O psiquiatra Carlos Salgado corrobora. "Se a gente quiser sugerir ao legislador algo a fazer, é remover a publicidade e a promoção do produto. A gente muda muito esse quadro em termos de futuro imediato, como ocorreu com o tabaco e como não se consegue fazer com o álcool, que é promovido e consumido". O profissional lembra que existe um conjunto de variáveis que determinam o vício em muitos indivíduos viciados no jogo digital, como o baixo custo no início dos jogos, a agilidade e a facilidade de acesso, e que já realiza tratamentos em pessoas que têm comportamentos semelhantes aos de uma pessoa com dependência química, e que apresenta dificuldades sérias financeiras ao jogar compulsivamente.
"Há descontrole na atitude diante de jogar como haveria descontrole diante do tabaco, da cocaína, da maconha, do álcool", diz. Já há, também, grupos de auto-ajuda para jogadores anônimos, que segue os mesmos modelos condutivos de 12 passos, tradição no tratamento de alcoólicos anônimos, para uma mudança de atitude em relação à substância - incluindo, em casos mais graves, o recurso extremo da internação.
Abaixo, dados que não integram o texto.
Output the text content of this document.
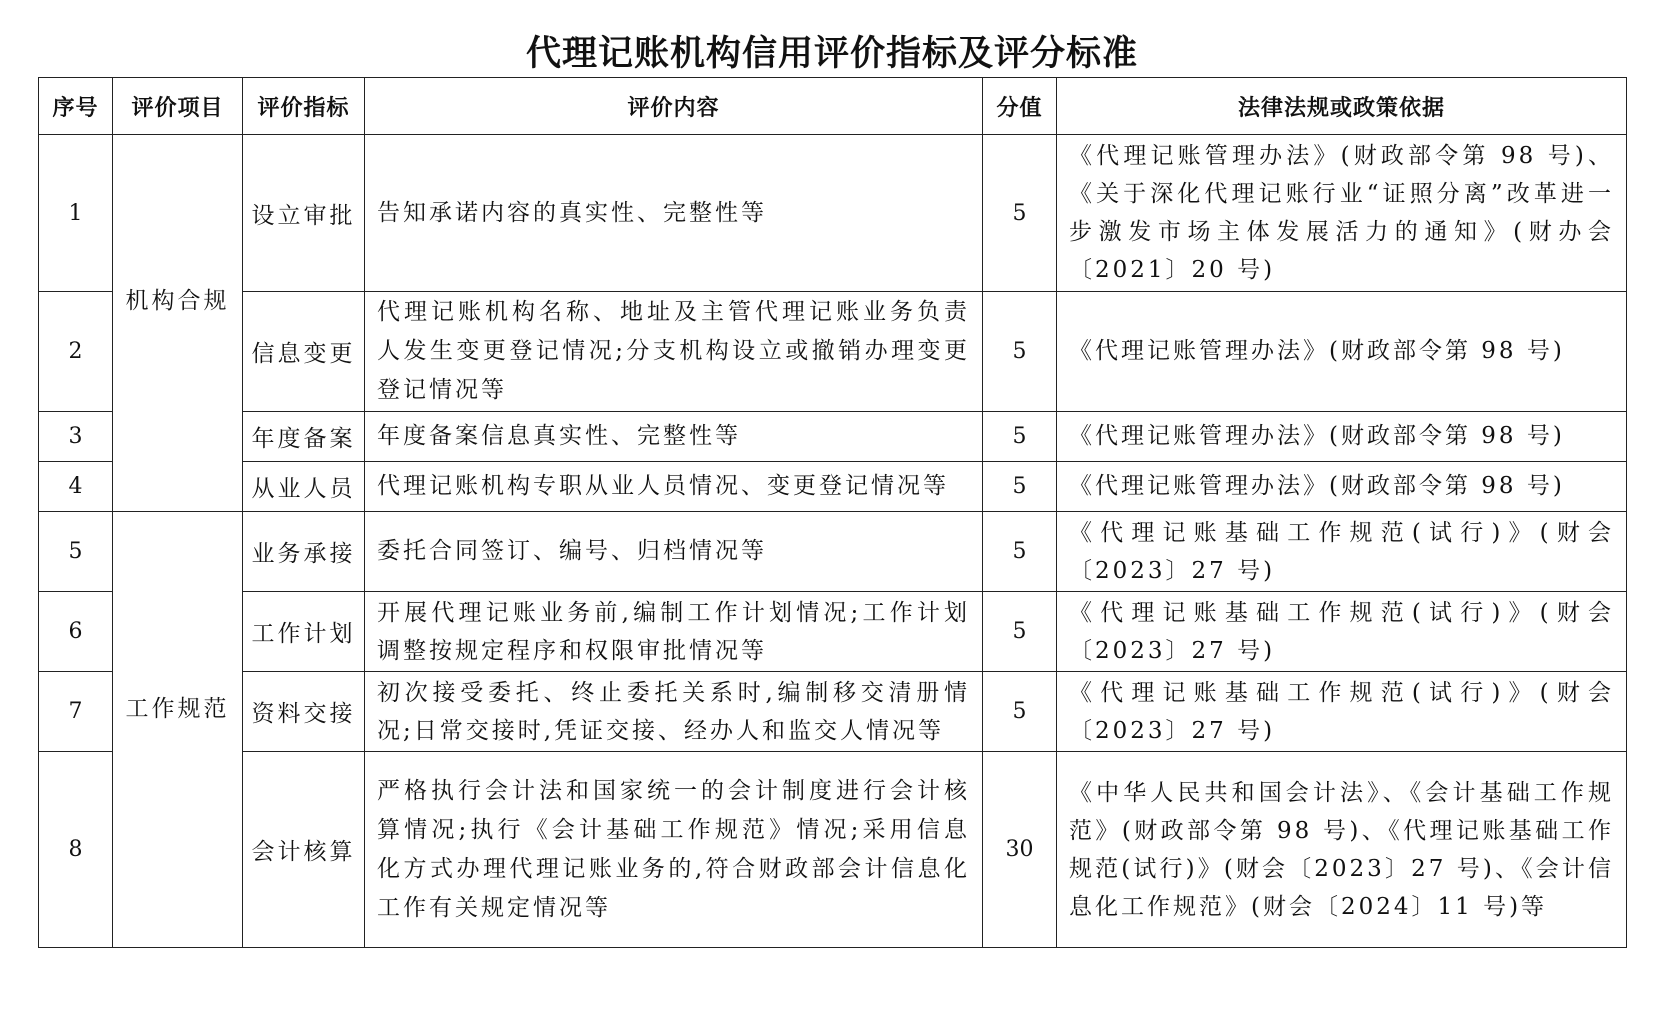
代理记账机构信用评价指标及评分标准
序号	评价项目	评价指标	评价内容	分值	法律法规或政策依据
1	机构合规	设立审批	告知承诺内容的真实性、完整性等	5	《代理记账管理办法》(财政部令第 98 号)、《关于深化代理记账行业“证照分离”改革进一步激发市场主体发展活力的通知》(财办会〔2021〕20 号)
2		信息变更	代理记账机构名称、地址及主管代理记账业务负责人发生变更登记情况;分支机构设立或撤销办理变更登记情况等	5	《代理记账管理办法》(财政部令第 98 号)
3		年度备案	年度备案信息真实性、完整性等	5	《代理记账管理办法》(财政部令第 98 号)
4		从业人员	代理记账机构专职从业人员情况、变更登记情况等	5	《代理记账管理办法》(财政部令第 98 号)
5	工作规范	业务承接	委托合同签订、编号、归档情况等	5	《代理记账基础工作规范(试行)》(财会〔2023〕27 号)
6		工作计划	开展代理记账业务前,编制工作计划情况;工作计划调整按规定程序和权限审批情况等	5	《代理记账基础工作规范(试行)》(财会〔2023〕27 号)
7		资料交接	初次接受委托、终止委托关系时,编制移交清册情况;日常交接时,凭证交接、经办人和监交人情况等	5	《代理记账基础工作规范(试行)》(财会〔2023〕27 号)
8		会计核算	严格执行会计法和国家统一的会计制度进行会计核算情况;执行《会计基础工作规范》情况;采用信息化方式办理代理记账业务的,符合财政部会计信息化工作有关规定情况等	30	《中华人民共和国会计法》、《会计基础工作规范》(财政部令第 98 号)、《代理记账基础工作规范(试行)》(财会〔2023〕27 号)、《会计信息化工作规范》(财会〔2024〕11 号)等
O advogado criminalista Luciano Iob reforçou que há uma responsabilidade objetiva de todas as esferas, federal, estadual e municipal. Também comentou que os mecanismos de controle por meio da legislação podem auxiliar no controle ao consumidor-usuário, como o estabelecimento de limites para maiores de 18 anos. Mas, se de fato essa regulação vai ser alcançada, é outro problema, comenta. "É fato, movimenta bilhões. É muito dinheiro. O Brasil tem esse histórico de jogo do bicho e de outras modalidades de jogo. Isso se transforma, inclusive, em um transtorno, quando a pessoa sequer consegue ter esse controle de fazer algo que, em tese, deveria ser saudável", diz.